Sally Potter: Yes. Well, I think that, it’s a lot of immigrants have that experience of people being prejudiced against them because of their accent or because possibly they don’t belong or people feel they shouldn’t belong. And at the moment those kinds of attitudes, those populous attitudes and nationalist attitudes unfortunately are on the rise worldwide. So I wanted to portray somebody who’s therefore facing two different difficulties. One is the difficulty of living with an illness. It’s very disorienting illness and the other with the feeling of not necessarily being welcomed or not really knowing where their home is anymore. But with the second generation daughter who knows exactly where her home is, which would be the home is, the nation where she was born and is in a more stable place in her own mind, too. So that’s the kind of background feeling for the life of this person.

Nancy Tapia: So when it comes to the directing the scenes where you have Leo a little lost, can you tell us about the filming of those scenes?

Sally Potter: Well, like when he’s lost in the city?

Nancy Tapia: Yes. When he-

Sally Potter: Yeah, that’s very common experience with people with variations of this kind of illness, that they lose spacial awareness. They don’t know quite where they are and so they can physically get lost and it’s very scary for them and scary for their relatives who don’t know where they are. But I think I also wanted to create this feeling of somebody lost in the city where the whole landscape around them is a source of confusion, land of wonder and where they no longer know where home is. So he’s searching for home everywhere he looks. And the home is these other lives or these other people he’s loved].

Nancy Tapia: To start wrapping up, what do you hope viewers take away from this film? Because like we discussed, you covered a lot of different topics.

Sally Potter: Yeah. What do I hope people will take away?
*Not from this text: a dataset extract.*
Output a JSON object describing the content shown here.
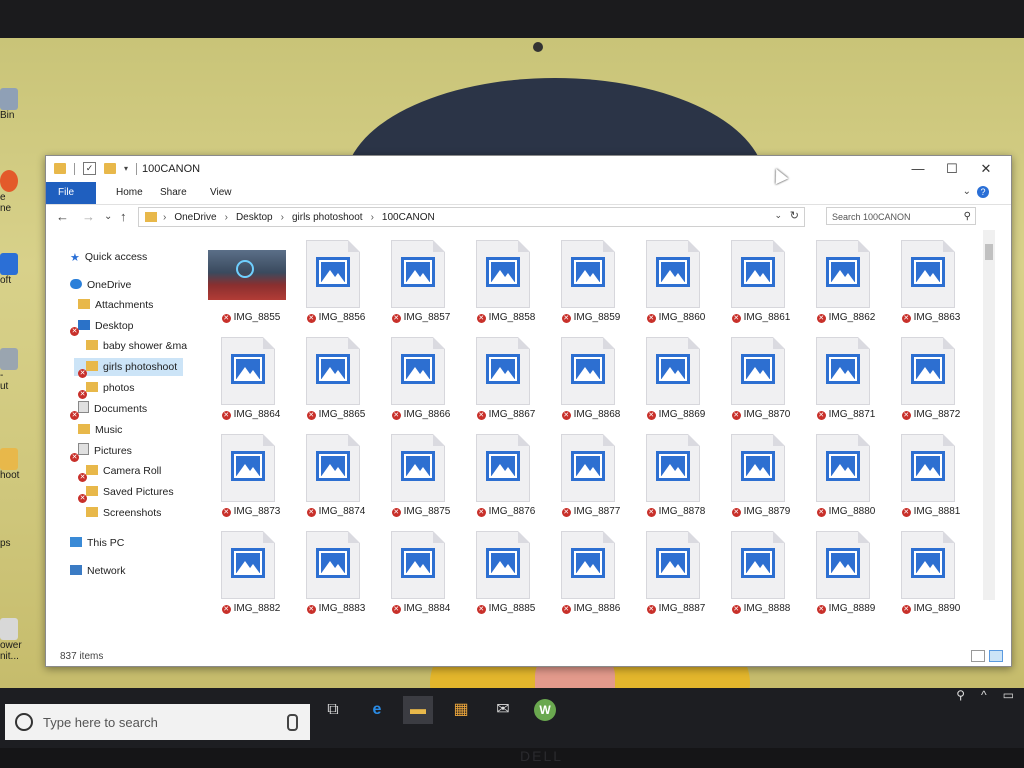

Well, I hope that the people who either have a relative who’s suffering from some kind of neurological illness or perhaps some other health difficulty, or perhaps has a disability, physical or mental. They will find recognition of their experience, of the kind of tragic comic mix. That some of it becomes farcical, some of it becomes very tender and loving. Some of it becomes irritating and difficult. It’s a complex bundle, too, when you’re a carer of somebody in that condition, but it’s all pushed forward by the love that you’ve got for them, the people that you love, you know? So if people find the experience recognized, and I have had feedback from people who have felt that way based on the things that they’ve experienced, that’s very gratifying.

Otherwise, I hope that people will find in it the more universal questions about the roads they took or did not take and that it gives them a vehicle, if you like, to contemplate the consequences of their own choices in life and wondering what might have been if they’d made different choices.

Nancy Tapia: Well, now I am going to take a second thought of those choices when they come up in my life, for sure. Thank you so much, Sally, for your time. I appreciate it.

Sally Potter: Thank you.

Nancy Tapia: I think viewers are going to appreciate your film as much as I did.

Sally Potter: Thank you very much.

Roads Not Taken hits theaters tomorrow!